Politik und Verwaltung reagierten hilfsbereit. Herbert Brüning, Leiter des für Umweltbelange zuständigen Amtes Nachhaltiges Norderstedt, will die Anfrage direkt an das Landesamt für Landwirtschaft, Umwelt und ländliche Räume weiterleiten. Außerdem bat er Elker und die übrigen Anwohner, Geruchsbelästigungen jederzeit über das Umwelttelefon der Stadt (040/53595333) zu melden. Norbert Pranzas, Stadtvertreter der Linken und selbst Umweltgutachter beim Bau von Großbetrieben, berichtete von der Einführung des Filtererlasses in Schleswig-Holstein. Großbetrieben ab 2000 Zuchtsauen wird darin der Einbau von Filteranlagen vorgeschrieben, die den Gestank verhindern. Kleinere Ställe soll es nur treffen, wenn sie in einem Umkreis von 350 Metern dauerhaft Anwohner stören.

Jens-Walter Bohnenkamp sieht die anstehende Kontrolle durch das Landesamt und auch den Filtererlass mit Gelassenheit. „Ich hätte keinen Euro am Standort Rantzauer Forstweg investiert, wenn es hier irgendwelche Emissionsprobleme geben würde.“ Er sei ein Kleinbetrieb mit seinen 130 Zuchtsauen. Die Bebauung am Feuerwehrmuseum sei 550 Meter entfernt. Der Filtererlass greife also bei ihm nicht. Die letzte Vergrößerung seines Stalls läge 16 Jahre zurück. Damals wurden alle Emissionsgutachten erbracht.“ Er weiß: Wenn es warm ist und, wie an etwa 73 Prozent der Tage im Jahr, der Westwind bläst, dann stinkt es der Nachbarschaft. „Aber die Diskussion darüber läuft in Deutschland generell völlig aus dem Ruder. Die Mastbetriebe stehen derart negativ im Fokus. Eigentlich war mir klar, dass es mich irgendwann trifft“, sagt Bohnenkamp.

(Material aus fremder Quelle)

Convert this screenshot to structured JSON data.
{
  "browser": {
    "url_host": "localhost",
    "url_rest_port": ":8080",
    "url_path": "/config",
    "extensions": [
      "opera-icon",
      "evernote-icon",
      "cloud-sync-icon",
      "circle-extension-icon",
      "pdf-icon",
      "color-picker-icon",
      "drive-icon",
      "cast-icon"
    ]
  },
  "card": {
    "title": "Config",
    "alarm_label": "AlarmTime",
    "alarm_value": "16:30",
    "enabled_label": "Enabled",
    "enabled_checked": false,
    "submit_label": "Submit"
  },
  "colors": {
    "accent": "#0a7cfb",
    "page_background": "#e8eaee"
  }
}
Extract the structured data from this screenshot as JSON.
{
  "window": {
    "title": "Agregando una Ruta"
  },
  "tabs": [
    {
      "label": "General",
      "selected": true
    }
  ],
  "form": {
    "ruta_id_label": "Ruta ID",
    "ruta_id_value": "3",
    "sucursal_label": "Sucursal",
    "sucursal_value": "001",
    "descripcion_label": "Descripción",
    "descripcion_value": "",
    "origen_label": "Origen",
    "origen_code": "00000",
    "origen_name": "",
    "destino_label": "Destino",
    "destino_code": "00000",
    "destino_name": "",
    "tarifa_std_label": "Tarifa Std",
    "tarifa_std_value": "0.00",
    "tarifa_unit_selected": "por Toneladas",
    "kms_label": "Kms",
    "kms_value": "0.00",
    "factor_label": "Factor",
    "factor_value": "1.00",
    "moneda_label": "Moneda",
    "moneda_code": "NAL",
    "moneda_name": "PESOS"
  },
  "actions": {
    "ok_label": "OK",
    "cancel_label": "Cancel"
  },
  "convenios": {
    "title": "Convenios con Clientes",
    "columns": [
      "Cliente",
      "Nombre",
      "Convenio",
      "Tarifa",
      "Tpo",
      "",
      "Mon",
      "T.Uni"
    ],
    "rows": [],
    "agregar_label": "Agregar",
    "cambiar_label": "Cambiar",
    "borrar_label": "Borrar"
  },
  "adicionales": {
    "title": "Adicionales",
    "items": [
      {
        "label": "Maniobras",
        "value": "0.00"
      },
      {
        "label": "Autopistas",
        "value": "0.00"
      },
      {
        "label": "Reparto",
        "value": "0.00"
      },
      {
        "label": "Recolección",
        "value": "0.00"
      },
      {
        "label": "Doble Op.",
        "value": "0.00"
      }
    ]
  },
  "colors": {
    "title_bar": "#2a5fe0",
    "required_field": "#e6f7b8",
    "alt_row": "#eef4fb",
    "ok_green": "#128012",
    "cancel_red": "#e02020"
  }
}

Er tue alles, um die Emissionen auf seinem Hof gering zu halten. „Aber ich muss eben regelmäßig die Schweinegülle von der Vorgrube in Behälter umfüllen. Da lassen sich Emissionen nicht verhindern.“ Teure Filteranlagen könne er sich gar nicht leisten. „Und bei dem Stallsystem, das ich habe, bekomme ich auch gar keine Genehmigung für den Einbau“, sagt Bohnenkamp. Die Filter wären für ihn also das wirtschaftliche Aus.

„Kein Freibrief für stinkende Kleinbetriebe“, sagt Norbert Pranzas

Stadtvertreter Norbert Pranzas sieht das ganz nüchtern. „Dann wäre es eben das Aus für den Bauern.“ Es könne aber nicht sein, dass Kleinbetriebe, die nicht unter die Auflagen des Filtererlasses fallen, zu einem größeren Emissionsproblem würden als die regulierten Großbetriebe. Norbert Pranzas: „Betriebe wie die von Herrn Bohnenkamp dürfen keinen Freibrief bekommen, wenn sie gleichzeitig Anwohner mit Gestank belästigen.“ Die Politik wolle die Ergebnisse der Prüfung abwarten und dann weitere Schritte prüfen.